The Terminal Railroad began to acquire right-of-way for its northwestern belt line in 1892, with the laying of track completed at about the turn of the century. In addition to the above mentioned industries, this railroad line has been responsible for industrial development along its entire route from the Hall Street area to the western City limits.

Wellstons' shopping district and, to a lesser extent the entire Arlington Area, owe their development to public transit. Earliest transit service on St. Charles Road was a horse car line operated by the Citizen's Railway Company in the late 1870's. It was an extension of the line which ran on Franklin Avenue from the downtown district to Grand and Easton. A prime attraction for riders on the St. Charles Road line were two picnic grounds, Rinkels' and Offenstein's Groves. The former was located near Goodfellow Avenue and the latter one at Hamilton. During the 1880's, the horse car line's eastern terminus was at Kingshighway, where it met a new extension of the cable car line.

About the mid-nineties the line was electrified and was known as the "White Line" branch of the Citizen's Railway, because its cars and trolley line posts were painted white. This line, along with most of the others in St. Louis, was consolidated into a City wide system in 1899, known as the United Railways Company. As mentioned previously, the Hodiamont car line began as the West End Narrow Gauge Railway. This line was sold in 1884 to an Indianapolis syndicate and a few years later was reorganized as the St. Louis and Suburban Railroad. In 1891 it was electrified, standard gauge track was installed and a new amusement park was opened on the company's line. Known as Suburban Garden, it was located on the Hodiamont line at Lotus Avenue, north of Wellston.

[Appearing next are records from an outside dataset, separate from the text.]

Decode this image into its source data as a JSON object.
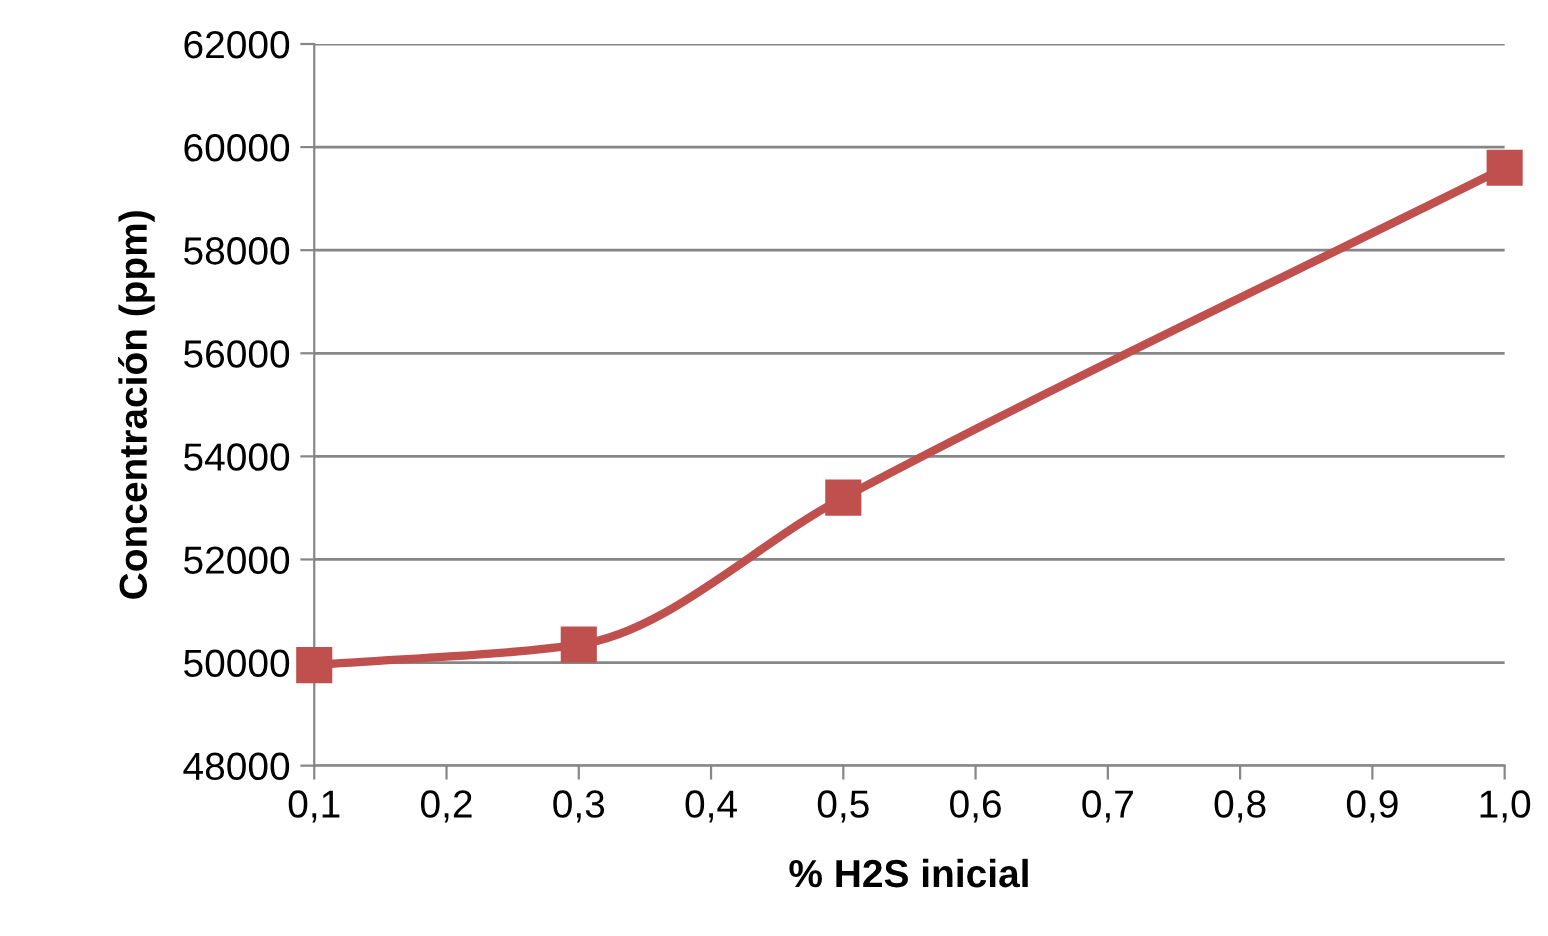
{
  "chart_data": {
    "type": "line",
    "xlabel": "% H2S inicial",
    "ylabel": "Concentración (ppm)",
    "x": [
      0.1,
      0.3,
      0.5,
      1.0
    ],
    "series": [
      {
        "color": "#c0504d",
        "values": [
          49950,
          50350,
          53200,
          59600
        ]
      }
    ],
    "xlim": [
      0.1,
      1.0
    ],
    "xticks": [
      {
        "value": 0.1,
        "label": "0,1"
      },
      {
        "value": 0.2,
        "label": "0,2"
      },
      {
        "value": 0.3,
        "label": "0,3"
      },
      {
        "value": 0.4,
        "label": "0,4"
      },
      {
        "value": 0.5,
        "label": "0,5"
      },
      {
        "value": 0.6,
        "label": "0,6"
      },
      {
        "value": 0.7,
        "label": "0,7"
      },
      {
        "value": 0.8,
        "label": "0,8"
      },
      {
        "value": 0.9,
        "label": "0,9"
      },
      {
        "value": 1.0,
        "label": "1,0"
      }
    ],
    "ylim": [
      48000,
      62000
    ],
    "yticks": [
      48000,
      50000,
      52000,
      54000,
      56000,
      58000,
      60000,
      62000
    ],
    "grid": "y",
    "marker": "square",
    "line_style": "solid",
    "legend": false
  }
}
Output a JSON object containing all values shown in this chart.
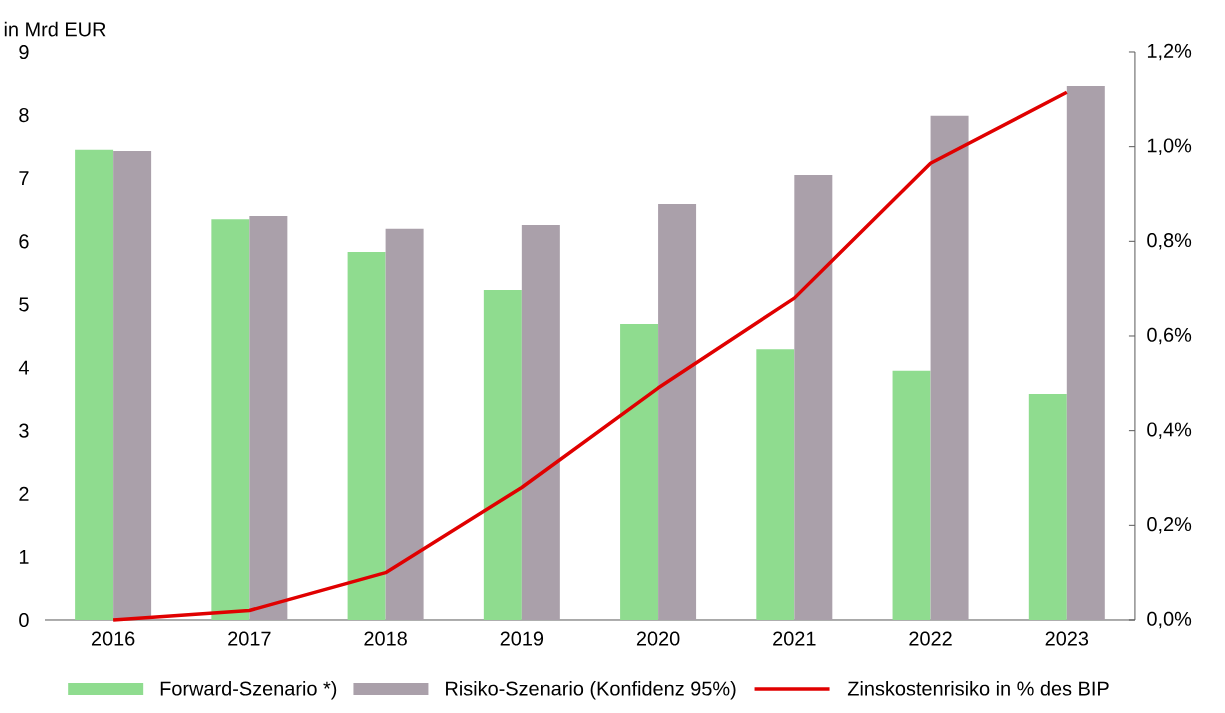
{
  "chart_data": {
    "type": "bar",
    "ylabel": "in Mrd EUR",
    "categories": [
      "2016",
      "2017",
      "2018",
      "2019",
      "2020",
      "2021",
      "2022",
      "2023"
    ],
    "series": [
      {
        "name": "Forward-Szenario *)",
        "color": "#8fdc8f",
        "values": [
          7.45,
          6.35,
          5.83,
          5.23,
          4.69,
          4.29,
          3.95,
          3.58
        ]
      },
      {
        "name": "Risiko-Szenario (Konfidenz 95%)",
        "color": "#aaa0aa",
        "values": [
          7.43,
          6.4,
          6.2,
          6.26,
          6.59,
          7.05,
          7.99,
          8.46
        ]
      },
      {
        "name": "Zinskostenrisiko in % des BIP",
        "type": "line",
        "axis": "y2",
        "color": "#e00000",
        "values": [
          0,
          0.02,
          0.1,
          0.28,
          0.49,
          0.68,
          0.965,
          1.115
        ]
      }
    ],
    "ylim": [
      0,
      9
    ],
    "yticks": [
      0,
      1,
      2,
      3,
      4,
      5,
      6,
      7,
      8,
      9
    ],
    "y2lim": [
      0,
      1.2
    ],
    "y2ticks": [
      {
        "value": 0,
        "label": "0,0%"
      },
      {
        "value": 0.2,
        "label": "0,2%"
      },
      {
        "value": 0.4,
        "label": "0,4%"
      },
      {
        "value": 0.6,
        "label": "0,6%"
      },
      {
        "value": 0.8,
        "label": "0,8%"
      },
      {
        "value": 1.0,
        "label": "1,0%"
      },
      {
        "value": 1.2,
        "label": "1,2%"
      }
    ],
    "legend": "bottom"
  }
}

It was a common transit business practice to operate summer gardens as a traffic generator for the car lines, as was also done at Creve Coeur Lake and Meramec Highlands. In addition to picnic grounds and amusement thrill rides, Suburban Garden also presented dancing and light opera performances. Although the Suburban Railroad Company was absorbed by the United Railways in 1907, the garden continued to operate until the early twenties, when it fell victim to competition from the automobile, radio, and the Municipal Opera. Also running through Wellston were the Suburban's Kirkwood Ferguson line, the United Railways's Wellston and City Limits lines and the Missouri Electric line to St. Charles. Another line started by the Suburban Company to serve the Arlington area was the Union Avenue car line, which ran south to Forest Park. Streetcar service to the area was also provided by lines on Spalding and Natural Bridge Avenues and by the Cass line on St. Louis Avenue.

Most of these lines were motorized with buses in the 1950's, although bus service was begun on Kingshighway by the People's Motorbus Company in 1923.